Dall’etimologia della parola speranza si ricollega al latino spes = speranza, a sua volta dalla radice sanscrita spa– che significa tendere verso una meta. Con “Speranza” quindi si intende quell’atteggiamento, quell’aspettativa verso un obiettivo desiderato. Trova riscontro nella tradizione cristiana un collegamento alle virtù teologali, di aspettativa di un bene futuro, di un cambiamento positivo futuro, di un fiducioso ottimismo riguardo al proprio destino ed a quello del mondo. Fra i grandi pensatori, Tommaso d’Aquino vedeva la speranza come una virtù e dunque qualcosa di molto simile alla ragione e diversa da un’emozione.
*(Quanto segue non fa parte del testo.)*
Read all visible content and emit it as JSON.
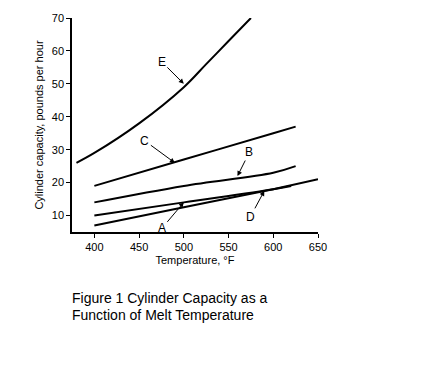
{
  "chart_data": {
    "type": "line",
    "title": "Figure 1 Cylinder Capacity as a Function of Melt Temperature",
    "x_label": "Temperature, °F",
    "y_label": "Cylinder capacity, pounds per hour",
    "xlim": [
      375,
      650
    ],
    "xticks": [
      400,
      450,
      500,
      550,
      600,
      650
    ],
    "ylim": [
      5,
      70
    ],
    "yticks": [
      10,
      20,
      30,
      40,
      50,
      60,
      70
    ],
    "grid": false,
    "series": [
      {
        "name": "E",
        "color": "#000000",
        "x": [
          380,
          400,
          450,
          500,
          525,
          550,
          575
        ],
        "values": [
          26,
          29,
          38,
          49,
          56,
          63,
          70
        ]
      },
      {
        "name": "C",
        "color": "#000000",
        "x": [
          400,
          500,
          600,
          625
        ],
        "values": [
          19,
          27,
          35,
          37
        ]
      },
      {
        "name": "B",
        "color": "#000000",
        "x": [
          400,
          500,
          600,
          625
        ],
        "values": [
          14,
          19,
          23,
          25
        ]
      },
      {
        "name": "A",
        "color": "#000000",
        "x": [
          400,
          500,
          600,
          620
        ],
        "values": [
          10,
          14,
          18,
          19
        ]
      },
      {
        "name": "D",
        "color": "#000000",
        "x": [
          400,
          500,
          600,
          650
        ],
        "values": [
          7,
          12.5,
          18,
          21
        ]
      }
    ],
    "annotations": [
      {
        "text": "E",
        "x": 500,
        "y": 50
      },
      {
        "text": "C",
        "x": 490,
        "y": 26
      },
      {
        "text": "B",
        "x": 560,
        "y": 22
      },
      {
        "text": "A",
        "x": 500,
        "y": 14
      },
      {
        "text": "D",
        "x": 590,
        "y": 17.5
      }
    ]
  }
}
Per uno psicologo, ma in generale per gli operatori dell’aiuto, la stimolazione dell’atteggiamento alla speranza può diventare uno strumento utilissimo per aiutare le persone ad affrontare un momento difficile. Occorre fare qualche precisazione per non banalizzare il concetto di speranza e ogni operatore deve essere consapevole che la speranza non è da confondersi con la passività, con l’aspettare che le cose accadono così facendo si viene meno anche a quel principio antropologico cristiano del bene e del male che è nel potere del credente scegliere (Dt 30,15-20). Quando diciamo, ad esempio che “speriamo” di riuscire a metterci a dieta o ad amare il prossimo ciò significa che dobbiamo farlo perché speranzosi nel risultato positivo. Altro aspetto significativo per l’operatore di aiuto è il
riferimento all’ incertezza.

Chi ha speranza contempla l’incertezza per cui si può dire che l’incertezza, nella speranza, è un elemento assolutamente centrale se abbinata al concetto di fede. In realtà fede e speranza potrebbero apparire simili ma in realtà l’una sostiene l’altra.

La fede riguarda l’affidamento, in quanto chi ha fede guarda alle forze superiori della Divinità, di Dio, del Signore ed è per questo che si nutre la speranza che diventa l’azione propria umana nel cambiamento o in un obiettivo. Senza la speranza, qualsiasi progetto di vita rischia il fallimento.